# 03 - PCA Feature Extraction

This notebook builds a per-region feature matrix from XRF elemental maps,
standardizes it, and applies PCA to reduce dimensionality.

1. Build a feature matrix (mean intensity per element per region)
2. Standardize features (z-score)
3. Fit PCA and choose number of components
4. Visualize principal components and loadings

In [None]:
import numpy as np
import matplotlib.pyplot as plt
from sklearn.preprocessing import StandardScaler
from sklearn.decomposition import PCA

%matplotlib inline

## Synthetic data

We simulate a feature matrix representing 50 segmented regions
across 10 elemental channels, mimicking the output of the
segmentation pipeline.

In [None]:
rng = np.random.default_rng(7)
n_regions = 50
element_names = ["Fe", "Cu", "Zn", "Ca", "K", "P", "S", "Cl", "Mn", "Ti"]
n_elements = len(element_names)

# Three latent groups with correlated elemental profiles
group_centers = rng.uniform(1, 10, size=(3, n_elements))
labels_true = rng.choice(3, size=n_regions)
X_raw = group_centers[labels_true] + rng.normal(0, 0.8, size=(n_regions, n_elements))
X_raw = np.clip(X_raw, 0, None)

print(f"Feature matrix shape: {X_raw.shape}  (regions x elements)")

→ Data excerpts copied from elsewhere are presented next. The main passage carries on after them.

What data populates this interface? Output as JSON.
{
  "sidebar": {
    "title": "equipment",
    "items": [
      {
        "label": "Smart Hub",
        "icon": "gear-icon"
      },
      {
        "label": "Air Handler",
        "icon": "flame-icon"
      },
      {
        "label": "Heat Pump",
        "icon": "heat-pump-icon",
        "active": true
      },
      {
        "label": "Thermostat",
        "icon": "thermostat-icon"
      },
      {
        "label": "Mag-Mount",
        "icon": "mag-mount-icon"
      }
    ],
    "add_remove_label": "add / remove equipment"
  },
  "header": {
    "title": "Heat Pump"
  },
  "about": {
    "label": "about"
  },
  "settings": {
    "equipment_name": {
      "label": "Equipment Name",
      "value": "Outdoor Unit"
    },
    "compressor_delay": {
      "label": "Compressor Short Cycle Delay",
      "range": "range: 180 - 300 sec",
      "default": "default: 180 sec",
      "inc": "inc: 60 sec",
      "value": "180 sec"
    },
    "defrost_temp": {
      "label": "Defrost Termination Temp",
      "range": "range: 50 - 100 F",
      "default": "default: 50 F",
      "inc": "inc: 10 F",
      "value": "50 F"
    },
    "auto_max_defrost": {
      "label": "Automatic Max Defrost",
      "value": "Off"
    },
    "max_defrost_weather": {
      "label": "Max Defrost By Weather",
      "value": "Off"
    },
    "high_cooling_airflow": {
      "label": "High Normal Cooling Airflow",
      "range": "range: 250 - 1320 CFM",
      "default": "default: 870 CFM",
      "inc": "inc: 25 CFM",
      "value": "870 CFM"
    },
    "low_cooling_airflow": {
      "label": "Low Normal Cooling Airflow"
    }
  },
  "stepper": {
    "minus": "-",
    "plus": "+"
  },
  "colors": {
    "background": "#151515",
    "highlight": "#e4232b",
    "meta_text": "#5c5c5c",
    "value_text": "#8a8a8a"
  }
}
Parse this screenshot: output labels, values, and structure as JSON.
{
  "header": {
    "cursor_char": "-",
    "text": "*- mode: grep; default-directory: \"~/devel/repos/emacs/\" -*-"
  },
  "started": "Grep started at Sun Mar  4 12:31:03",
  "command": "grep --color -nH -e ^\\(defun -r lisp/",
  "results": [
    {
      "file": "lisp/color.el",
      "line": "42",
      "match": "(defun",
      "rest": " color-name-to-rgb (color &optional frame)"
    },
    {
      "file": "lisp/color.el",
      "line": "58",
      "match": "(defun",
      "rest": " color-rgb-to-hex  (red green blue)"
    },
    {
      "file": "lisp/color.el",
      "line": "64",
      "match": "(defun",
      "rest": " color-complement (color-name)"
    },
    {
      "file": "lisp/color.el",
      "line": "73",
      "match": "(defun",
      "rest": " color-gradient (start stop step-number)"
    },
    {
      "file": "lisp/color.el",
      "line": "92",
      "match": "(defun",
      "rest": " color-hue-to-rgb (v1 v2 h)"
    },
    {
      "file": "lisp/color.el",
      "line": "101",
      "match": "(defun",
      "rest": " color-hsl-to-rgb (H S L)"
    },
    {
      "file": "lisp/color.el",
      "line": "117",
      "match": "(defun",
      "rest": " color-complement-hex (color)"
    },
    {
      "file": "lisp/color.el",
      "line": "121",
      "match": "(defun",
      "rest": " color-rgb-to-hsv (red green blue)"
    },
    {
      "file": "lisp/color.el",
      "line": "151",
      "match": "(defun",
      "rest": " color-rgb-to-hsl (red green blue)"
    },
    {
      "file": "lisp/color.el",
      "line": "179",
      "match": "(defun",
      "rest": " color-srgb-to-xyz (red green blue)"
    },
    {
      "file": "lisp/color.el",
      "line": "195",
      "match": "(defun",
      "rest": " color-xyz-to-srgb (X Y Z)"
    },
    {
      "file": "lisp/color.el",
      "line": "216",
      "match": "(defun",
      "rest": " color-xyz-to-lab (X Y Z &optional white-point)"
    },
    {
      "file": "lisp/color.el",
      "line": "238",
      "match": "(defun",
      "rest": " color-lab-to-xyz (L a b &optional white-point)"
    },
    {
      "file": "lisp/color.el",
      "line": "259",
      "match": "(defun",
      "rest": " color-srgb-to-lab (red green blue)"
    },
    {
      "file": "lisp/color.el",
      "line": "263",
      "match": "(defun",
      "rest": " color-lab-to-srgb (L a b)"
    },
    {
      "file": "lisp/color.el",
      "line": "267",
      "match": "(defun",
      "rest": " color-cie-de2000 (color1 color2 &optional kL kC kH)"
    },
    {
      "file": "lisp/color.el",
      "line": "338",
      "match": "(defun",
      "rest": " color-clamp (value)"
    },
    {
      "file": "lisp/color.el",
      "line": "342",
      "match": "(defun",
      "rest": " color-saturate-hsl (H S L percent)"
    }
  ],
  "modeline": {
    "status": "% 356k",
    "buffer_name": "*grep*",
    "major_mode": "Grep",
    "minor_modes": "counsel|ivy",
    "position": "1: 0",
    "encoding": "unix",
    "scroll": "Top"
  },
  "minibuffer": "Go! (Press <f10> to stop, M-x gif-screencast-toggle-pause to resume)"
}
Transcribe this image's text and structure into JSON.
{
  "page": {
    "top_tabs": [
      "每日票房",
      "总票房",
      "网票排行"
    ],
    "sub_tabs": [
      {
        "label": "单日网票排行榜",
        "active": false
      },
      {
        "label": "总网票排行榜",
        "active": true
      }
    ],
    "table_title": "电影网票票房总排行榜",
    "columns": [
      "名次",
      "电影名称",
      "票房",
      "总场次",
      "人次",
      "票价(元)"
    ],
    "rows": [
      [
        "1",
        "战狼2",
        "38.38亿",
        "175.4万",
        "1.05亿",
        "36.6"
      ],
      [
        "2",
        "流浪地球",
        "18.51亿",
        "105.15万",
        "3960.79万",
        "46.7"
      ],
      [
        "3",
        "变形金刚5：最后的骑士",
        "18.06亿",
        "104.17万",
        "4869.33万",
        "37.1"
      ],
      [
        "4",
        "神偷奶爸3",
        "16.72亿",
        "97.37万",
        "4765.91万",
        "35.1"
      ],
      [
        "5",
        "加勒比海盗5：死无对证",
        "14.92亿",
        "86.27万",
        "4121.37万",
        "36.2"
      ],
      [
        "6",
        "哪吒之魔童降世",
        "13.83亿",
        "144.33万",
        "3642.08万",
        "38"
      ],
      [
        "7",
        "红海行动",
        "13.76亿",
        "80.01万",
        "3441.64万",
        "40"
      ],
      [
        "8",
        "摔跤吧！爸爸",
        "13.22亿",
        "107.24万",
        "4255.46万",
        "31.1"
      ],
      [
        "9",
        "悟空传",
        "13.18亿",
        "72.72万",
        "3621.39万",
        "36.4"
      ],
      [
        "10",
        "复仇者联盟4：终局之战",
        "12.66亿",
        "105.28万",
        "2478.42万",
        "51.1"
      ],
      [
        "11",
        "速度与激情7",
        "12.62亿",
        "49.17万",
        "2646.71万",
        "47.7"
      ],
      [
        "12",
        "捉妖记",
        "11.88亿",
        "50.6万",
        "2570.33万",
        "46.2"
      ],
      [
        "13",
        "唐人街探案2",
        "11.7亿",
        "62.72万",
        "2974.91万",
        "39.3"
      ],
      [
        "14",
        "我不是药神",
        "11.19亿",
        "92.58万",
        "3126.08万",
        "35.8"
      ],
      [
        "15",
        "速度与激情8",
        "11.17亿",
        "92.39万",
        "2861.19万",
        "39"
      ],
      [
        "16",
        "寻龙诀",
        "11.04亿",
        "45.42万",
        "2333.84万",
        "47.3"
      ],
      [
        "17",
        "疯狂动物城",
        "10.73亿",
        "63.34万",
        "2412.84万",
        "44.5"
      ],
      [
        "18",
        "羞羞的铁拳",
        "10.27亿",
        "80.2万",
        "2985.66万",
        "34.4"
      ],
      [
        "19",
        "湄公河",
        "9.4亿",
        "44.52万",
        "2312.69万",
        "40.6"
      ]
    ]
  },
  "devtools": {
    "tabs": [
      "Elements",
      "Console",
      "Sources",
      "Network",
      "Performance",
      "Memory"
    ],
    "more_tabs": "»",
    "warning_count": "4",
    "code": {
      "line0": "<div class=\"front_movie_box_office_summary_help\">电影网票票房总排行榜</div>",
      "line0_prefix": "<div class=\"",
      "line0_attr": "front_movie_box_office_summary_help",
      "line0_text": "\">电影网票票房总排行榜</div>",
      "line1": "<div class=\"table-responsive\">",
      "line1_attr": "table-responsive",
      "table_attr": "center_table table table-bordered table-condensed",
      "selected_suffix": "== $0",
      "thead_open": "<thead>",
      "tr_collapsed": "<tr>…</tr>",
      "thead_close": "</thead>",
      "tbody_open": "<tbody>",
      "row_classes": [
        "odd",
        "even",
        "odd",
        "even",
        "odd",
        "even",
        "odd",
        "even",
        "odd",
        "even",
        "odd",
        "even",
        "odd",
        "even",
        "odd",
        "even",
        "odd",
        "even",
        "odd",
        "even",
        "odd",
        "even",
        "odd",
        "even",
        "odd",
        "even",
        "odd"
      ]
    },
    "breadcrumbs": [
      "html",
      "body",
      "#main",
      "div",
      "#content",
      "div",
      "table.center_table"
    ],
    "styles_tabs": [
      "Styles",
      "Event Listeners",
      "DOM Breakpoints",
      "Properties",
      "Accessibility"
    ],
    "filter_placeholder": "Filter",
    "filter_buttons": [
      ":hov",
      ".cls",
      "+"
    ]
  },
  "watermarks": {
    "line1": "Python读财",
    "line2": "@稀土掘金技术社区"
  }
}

## 1. Build the feature matrix

In a real workflow the feature matrix is assembled by computing
`regionprops` mean intensities for each elemental map. Here we
already have `X_raw` from the synthetic step above.

In [None]:
print("Per-element means across all regions:")
for i, name in enumerate(element_names):
    print(f"  {name}: {X_raw[:, i].mean():.3f} +/- {X_raw[:, i].std():.3f}")

## 2. Standardize (z-score)

In [None]:
scaler = StandardScaler()
X_std = scaler.fit_transform(X_raw)

print(f"After standardization - mean: {X_std.mean(axis=0).round(6)}")
print(f"After standardization - std:  {X_std.std(axis=0).round(4)}")

## 3. PCA

In [None]:
pca = PCA()
X_pca = pca.fit_transform(X_std)

# Scree plot
fig, axes = plt.subplots(1, 2, figsize=(12, 4))

axes[0].bar(range(1, n_elements + 1), pca.explained_variance_ratio_)
axes[0].set_xlabel("Principal Component")
axes[0].set_ylabel("Explained Variance Ratio")
axes[0].set_title("Scree Plot")

cumvar = np.cumsum(pca.explained_variance_ratio_)
axes[1].plot(range(1, n_elements + 1), cumvar, "o-")
axes[1].axhline(0.95, ls="--", color="red", label="95% threshold")
axes[1].set_xlabel("Number of Components")
axes[1].set_ylabel("Cumulative Variance")
axes[1].set_title("Cumulative Explained Variance")
axes[1].legend()

plt.tight_layout()
plt.show()

n_keep = np.argmax(cumvar >= 0.95) + 1
print(f"Components needed for 95% variance: {n_keep}")

## 4. Visualize PC space and loadings

In [None]:
fig, axes = plt.subplots(1, 2, figsize=(14, 5))

# PC1 vs PC2 scatter
scatter = axes[0].scatter(X_pca[:, 0], X_pca[:, 1], c=labels_true,
                          cmap="Set1", edgecolors="k", s=60)
axes[0].set_xlabel("PC1")
axes[0].set_ylabel("PC2")
axes[0].set_title("Regions in PC space")

# Loadings biplot
loadings = pca.components_[:2].T  # (n_elements, 2)
for i, name in enumerate(element_names):
    axes[1].arrow(0, 0, loadings[i, 0], loadings[i, 1],
                  head_width=0.03, head_length=0.02, fc="steelblue", ec="steelblue")
    axes[1].text(loadings[i, 0] * 1.12, loadings[i, 1] * 1.12, name,
                 fontsize=9, ha="center")
axes[1].set_xlabel("PC1 loading")
axes[1].set_ylabel("PC2 loading")
axes[1].set_title("Element loadings")
axes[1].axhline(0, color="gray", lw=0.5)
axes[1].axvline(0, color="gray", lw=0.5)

plt.tight_layout()
plt.show()